A conquista do Cabo Polonio, um lugar fora do tempo... (parte 01)


Depois daqui, o cabo
Contando aqui o sucedido, tenho que especificar certas coisas. Este dito Cabo Polônio existe em termos geográficos sim. Mas ele não é só um lugar. É também um sentir, que existe em cada um. Como uma representação simultanea física e interna de liberdade, amor e paz. Conquistá-lo portanto, nada tem em comum com invadí-lo. É sim compreendê-lo, aceita-lo e consequentemente, vivê-lo em cada agora. Sem que soubesse, havia uma preparação para estar ali. Seguramente mais intensa nos últimos dias, mas certamente resultante de toda uma vida e talvez mais.
               
Lembro-me que alguém já me falara dali ainda no Brasil, mas não consigo atinar à quem.

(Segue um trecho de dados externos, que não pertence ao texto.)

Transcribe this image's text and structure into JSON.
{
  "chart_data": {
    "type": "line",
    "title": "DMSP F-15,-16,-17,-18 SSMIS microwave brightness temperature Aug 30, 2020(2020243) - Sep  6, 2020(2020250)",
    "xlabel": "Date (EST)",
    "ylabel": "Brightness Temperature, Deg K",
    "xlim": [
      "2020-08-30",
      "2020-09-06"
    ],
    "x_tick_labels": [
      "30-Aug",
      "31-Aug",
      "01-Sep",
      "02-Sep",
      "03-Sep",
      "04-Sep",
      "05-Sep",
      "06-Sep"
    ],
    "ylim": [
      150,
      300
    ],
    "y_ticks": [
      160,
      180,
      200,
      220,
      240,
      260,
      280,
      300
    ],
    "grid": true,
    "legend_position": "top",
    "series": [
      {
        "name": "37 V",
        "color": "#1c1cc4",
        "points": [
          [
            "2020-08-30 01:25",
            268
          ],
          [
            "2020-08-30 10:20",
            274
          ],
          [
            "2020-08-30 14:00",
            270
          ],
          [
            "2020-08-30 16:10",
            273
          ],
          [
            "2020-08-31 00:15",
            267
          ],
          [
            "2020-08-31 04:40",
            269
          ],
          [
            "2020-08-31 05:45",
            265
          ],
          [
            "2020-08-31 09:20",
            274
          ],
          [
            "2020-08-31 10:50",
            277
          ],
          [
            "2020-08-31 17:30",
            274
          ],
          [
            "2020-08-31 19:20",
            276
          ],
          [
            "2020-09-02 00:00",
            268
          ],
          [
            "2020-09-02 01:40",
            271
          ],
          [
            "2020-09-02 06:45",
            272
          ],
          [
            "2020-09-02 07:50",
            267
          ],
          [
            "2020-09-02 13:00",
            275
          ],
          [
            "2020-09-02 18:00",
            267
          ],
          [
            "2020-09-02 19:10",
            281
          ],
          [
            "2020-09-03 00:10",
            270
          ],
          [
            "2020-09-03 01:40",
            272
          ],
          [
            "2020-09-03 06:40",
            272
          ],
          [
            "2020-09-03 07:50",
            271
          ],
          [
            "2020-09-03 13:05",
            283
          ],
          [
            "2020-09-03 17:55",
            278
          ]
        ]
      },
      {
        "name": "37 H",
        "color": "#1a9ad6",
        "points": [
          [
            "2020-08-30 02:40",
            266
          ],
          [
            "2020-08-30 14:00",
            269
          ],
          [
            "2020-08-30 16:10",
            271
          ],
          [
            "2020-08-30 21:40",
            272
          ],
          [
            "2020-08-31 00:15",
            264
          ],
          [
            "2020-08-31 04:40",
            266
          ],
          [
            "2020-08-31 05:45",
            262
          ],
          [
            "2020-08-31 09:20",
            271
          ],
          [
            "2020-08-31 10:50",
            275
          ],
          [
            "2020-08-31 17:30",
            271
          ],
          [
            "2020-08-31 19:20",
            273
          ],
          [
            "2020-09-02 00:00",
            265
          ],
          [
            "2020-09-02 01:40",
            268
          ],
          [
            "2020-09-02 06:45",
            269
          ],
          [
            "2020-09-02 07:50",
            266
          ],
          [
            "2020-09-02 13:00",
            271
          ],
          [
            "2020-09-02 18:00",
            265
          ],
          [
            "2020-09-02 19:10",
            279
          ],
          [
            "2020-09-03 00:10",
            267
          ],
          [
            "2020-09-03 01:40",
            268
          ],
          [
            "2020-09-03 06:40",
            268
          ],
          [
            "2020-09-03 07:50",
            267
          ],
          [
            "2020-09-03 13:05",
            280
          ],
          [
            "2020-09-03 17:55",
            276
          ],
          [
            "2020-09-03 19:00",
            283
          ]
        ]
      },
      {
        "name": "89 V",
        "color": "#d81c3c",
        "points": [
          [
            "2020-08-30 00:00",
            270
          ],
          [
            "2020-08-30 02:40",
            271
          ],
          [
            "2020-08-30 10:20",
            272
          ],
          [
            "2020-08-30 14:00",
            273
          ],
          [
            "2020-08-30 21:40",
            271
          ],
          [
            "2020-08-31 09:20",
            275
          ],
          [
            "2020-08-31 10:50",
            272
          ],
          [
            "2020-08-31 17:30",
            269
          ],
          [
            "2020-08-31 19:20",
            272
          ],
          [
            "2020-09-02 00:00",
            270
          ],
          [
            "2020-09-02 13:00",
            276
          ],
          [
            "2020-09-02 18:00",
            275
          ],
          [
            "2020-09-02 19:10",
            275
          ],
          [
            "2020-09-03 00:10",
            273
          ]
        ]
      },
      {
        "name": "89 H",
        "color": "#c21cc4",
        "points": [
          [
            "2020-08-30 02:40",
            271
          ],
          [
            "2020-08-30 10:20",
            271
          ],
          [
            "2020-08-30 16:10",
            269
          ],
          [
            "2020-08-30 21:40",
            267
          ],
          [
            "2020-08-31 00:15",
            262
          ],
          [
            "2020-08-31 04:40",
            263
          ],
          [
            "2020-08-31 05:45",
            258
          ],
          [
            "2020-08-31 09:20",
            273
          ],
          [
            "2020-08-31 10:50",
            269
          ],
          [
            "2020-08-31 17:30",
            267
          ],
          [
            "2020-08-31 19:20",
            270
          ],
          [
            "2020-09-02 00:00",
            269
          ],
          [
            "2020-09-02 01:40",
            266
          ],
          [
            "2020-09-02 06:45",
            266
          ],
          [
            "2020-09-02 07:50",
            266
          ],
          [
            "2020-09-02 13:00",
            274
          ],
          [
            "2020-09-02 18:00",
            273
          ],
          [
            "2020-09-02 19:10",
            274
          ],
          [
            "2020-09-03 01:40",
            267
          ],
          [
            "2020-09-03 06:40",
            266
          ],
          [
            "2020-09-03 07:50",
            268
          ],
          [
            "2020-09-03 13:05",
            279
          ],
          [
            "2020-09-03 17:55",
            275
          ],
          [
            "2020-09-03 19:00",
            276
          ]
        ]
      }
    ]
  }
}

Pedalando pela estrada, conversando com as pessoas que encontrava, amando profundamente o que experiência o Uruguay, um tipo diferente de paz se encaixava cada vez mais em mim. Alguns também disseram que não valeria muito estar aí, porque o Cabo já não era mais o que fora devido à invasão turística. Só que saindo de La Esmeralda, um balneariozinho pequenino e muy simpático, um casal de argentinos foi veemente em relação ao lugar. Era para eles o melhor do país até agora. E, restava o fato de que neste lugar se acostavam lobos, leões e talvez até elefantes marinhos. Eu como só os conhecera por intermédio de livros, estava resignado a visitá-los ainda que me custasse esbarrar em milhões de veranistas.
               
A fila para a invasao
Ao cabo porém, não se pode aceder sem o auxílio de veículos 4X4, pois a estrada é uma grande linha de areia fofa. E, no lugar onde se concentram os veranistas para proceder à invasão (claro que isto é uma generalização, mas resta o fato de que se alguém adentra o Polônio sem um mínimo de preparação para compreende-lo, isso é um tipo de invasão desagradável inclusive para o invasor), havia esta imensa fila abaixo de um sol que não dava tréguas para que as pessoas se amontoassem em veículos gigantescos um após o outro. Nesse momento tive minhas dúvidas sobre se estava disposto a tanto para me apresentar aos mamíferos marinhos que aí estariam.
              
Beleto, meu salvador...
Foi quando um tipo saiu de um velho jipe que eu havia recém fotografado e veio em minha direção. Falou-me de um camping quatro quilômetros mais adiante e de como eu poderia dali caminhar até este destino. Nem pestanejei e pus-me a pedalar até o Km 259 da ruta 9. Entrei numa senda com algumas dúvidas, pois havia somente um pedaço de plástico indicando a entrada, mas nenhum cartaz. Lá dentro encontro o tipo, que se chamava Beleto, e mais um jovem, mas nenhuma barraca. 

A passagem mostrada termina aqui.